First, the EU indicated it does not expect the US to raise its universal tariff on EU exports from 10% to 15% this week, despite Treasury Secretary Scott Bessent signalling the increase was imminent. According to Bloomberg, citing individuals familiar with the matter, the EU has received assurances that the US will maintain the 10% rate for the bloc. EU lawmakers have therefore kept the ratification process on hold pending further clarity from Washington and plan to reconvene on 17 March.

A central question, however, is whether the US can legally offer preferential tariff treatment to any specific country or bloc. The current framework is being applied uniformly, and existing exemptions cover only narrow categories of goods. While legal interpretation is ultimately for experts, the statutory language behind Section 122 tariffs supports temporary, non‑discriminatory surcharges – not country‑specific relief. Any deviation could expose the administration to legal challenges, and if courts adhere to the original intent of Section 122 (addressing balance‑of‑payments risks), preferential exemptions may trigger broader complications.

Given this backdrop, the EU’s optimism should be treated cautiously. US “assurances” may simply suggest that alternative tariff mechanisms are being prepared. In the same CNBC interview, Bessent said he believes tariff rates will revert to their previous levels within five months, pointing to potential replacements under Sections 301 and 232.

We published an impact assessment on the new tariff environment for the Eurozone last week –likely overshadowed by Middle East developments – and see no reason to revise our view that a 15% tariff could ultimately apply to EU exports as well.

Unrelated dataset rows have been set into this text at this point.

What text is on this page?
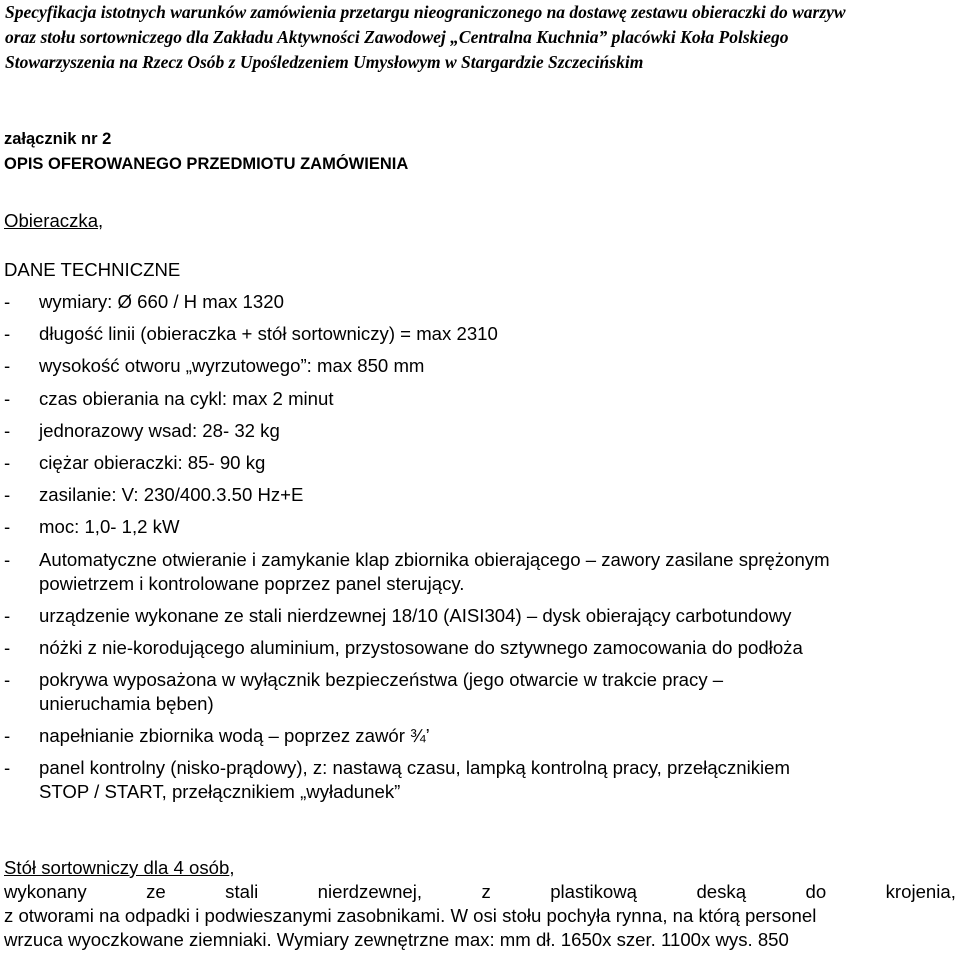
Specyfikacja istotnych warunków zamówienia przetargu nieograniczonego na dostawę zestawu obieraczki do warzyw
oraz stołu sortowniczego dla Zakładu Aktywności Zawodowej „Centralna Kuchnia” placówki Koła Polskiego
Stowarzyszenia na Rzecz Osób z Upośledzeniem Umysłowym w Stargardzie Szczecińskim
załącznik nr 2
OPIS OFEROWANEGO PRZEDMIOTU ZAMÓWIENIA
Obieraczka,
DANE TECHNICZNE
- wymiary: Ø 660 / H max 1320
- długość linii (obieraczka + stół sortowniczy) = max 2310
- wysokość otworu „wyrzutowego”: max 850 mm
- czas obierania na cykl: max 2 minut
- jednorazowy wsad: 28- 32 kg
- ciężar obieraczki: 85- 90 kg
- zasilanie: V: 230/400.3.50 Hz+E
- moc: 1,0- 1,2 kW
- Automatyczne otwieranie i zamykanie klap zbiornika obierającego – zawory zasilane sprężonym
powietrzem i kontrolowane poprzez panel sterujący.
- urządzenie wykonane ze stali nierdzewnej 18/10 (AISI304) – dysk obierający carbotundowy
- nóżki z nie-korodującego aluminium, przystosowane do sztywnego zamocowania do podłoża
- pokrywa wyposażona w wyłącznik bezpieczeństwa (jego otwarcie w trakcie pracy –
unieruchamia bęben)
- napełnianie zbiornika wodą – poprzez zawór ¾’
- panel kontrolny (nisko-prądowy), z: nastawą czasu, lampką kontrolną pracy, przełącznikiem
STOP / START, przełącznikiem „wyładunek”
Stół sortowniczy dla 4 osób,
wykonany	ze	stali	nierdzewnej,	z	plastikową	deską	do	krojenia,
z otworami na odpadki i podwieszanymi zasobnikami. W osi stołu pochyła rynna, na którą personel
wrzuca wyoczkowane ziemniaki. Wymiary zewnętrzne max: mm dł. 1650x szer. 1100x wys. 850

A second major development was the European Commission’s adoption of the Industrial Accelerator Act, designed to rebuild Europe’s industrial base, accelerate decarbonisation in strategic sectors, reduce external technological dependencies, and strengthen economic security and supply‑chain resilience. Recent volatility in fossil‑fuel markets reinforces the logic behind this push. The Act effectively serves as Europe’s answer to the US Inflation Reduction Act, China’s expanding industrial dominance, and the increasing weaponisation of economic dependencies seen last year.

Strategic sectors initially targeted include steel, cement, aluminium, automotive, and net‑zero technology manufacturing, with the possibility of expanding to additional industries. The goal is to accelerate modernisation, boost clean‑tech adoption, and ensure sufficient EU‑based production capacity to reduce vulnerabilities. The Commission proposes three main channels to achieve this:

  1. “Made in EU” and low‑carbon requirements in public procurement to stimulate demand for EU‑produced clean industrial goods;
  2. Simplified and faster permitting to reduce bureaucratic delays;
  3. Stricter screening of foreign investments, particularly in sensitive sectors.

For investments above €100 million where a single non‑EU country controls more than 40% of global capacity in the relevant sector, the Act introduces additional obligations, including mandatory technology transfer, local‑content requirements, creation of high‑quality jobs, and ensuring at least 50% EU workforce participation. These measures are likely aimed at China.

The Regulation now moves to negotiations between the European Parliament and the Council and may be amended. Politico warns that with numerous last‑minute changes – including dropping certain industries – the legislation risks substantial revision before final adoption. Once in force, however, it could have significant implications for the affected sectors. That the EU is losing its economic innocence does not seem a far-fetched conclusion, we would argue.